The captivity of migrants is now part of the public policies undertaken by European countries to curb the mobility of foreigners on their territories. Although this migratory captivity takes place in states that call themselves democratic and respectful of human rights, it nevertheless highlights a policy of inhospitality towards otherness. Even if the detention centers for migrants in which families, women and children are confined are not prisons in the legal sense of the term, they are nevertheless constitutive of contemporary carcerality. They show that the inability of human beings to hold official documents that justify their right to move within rich countries is punishable, or convertible into unfreedom. 

Keynote Speaker

Dr. Alice Gerlach is a senior lecturer in Criminology, in the School of History, Philosophy and Culture at Oxford Brookes University. She completed her Dphil (PhD) at the Centre for Criminology, Oxford University in 2018 and has remained as a research associate of the Centre since.

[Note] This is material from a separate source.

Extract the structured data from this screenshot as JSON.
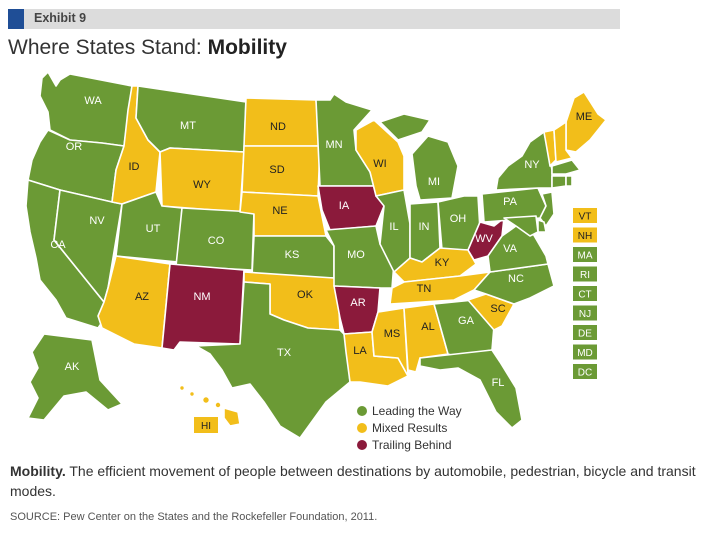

Alice conducts research in the Criminology sub-field of Border Criminology, which is the intersection of immigration control and criminal justice systems. 


Discussant

Catherine Woollard took up the position of Director of the European Council on Refugees and Exiles in 2016. ECRE is a pan-European alliance of 108 NGOs in 39 European countries working to defend the rights of refugees and displaced persons in Europe and in Europe’s external policies. ECRE’s work covers litigation, advocacy and communications. From 2008 to 2015, she was the Executive Director of EPLO, the European Peacebuilding Liaison Office, a Brussels-based network working on peace and security. Previously, she managed international programmes and advocacy at Conciliation Resources, Minority Rights Group International and Transparency International. She has also worked for the UK civil service, as a lecturer in political science, and as a consultant advising governments, international organisations and NGOs. She holds undergraduate and postgraduate degrees in law and political science.

Moderator

Denis Samnick is an academic assistant and junior researcher at the IOB. He holds a Master's degree in Political Sociology from the University of Douala in Cameroon, and an Erasmus Mundus Master's degree in Intercultural Mediation: Crises, Conflicts and Civil Society, obtained simultaneously at the University of Lille (France), Cheikh Anta Diop University (Senegal) and Babes Bolyai University (Romania). His research topics focus on prison governance, armed violence and urban crime in Central Africa.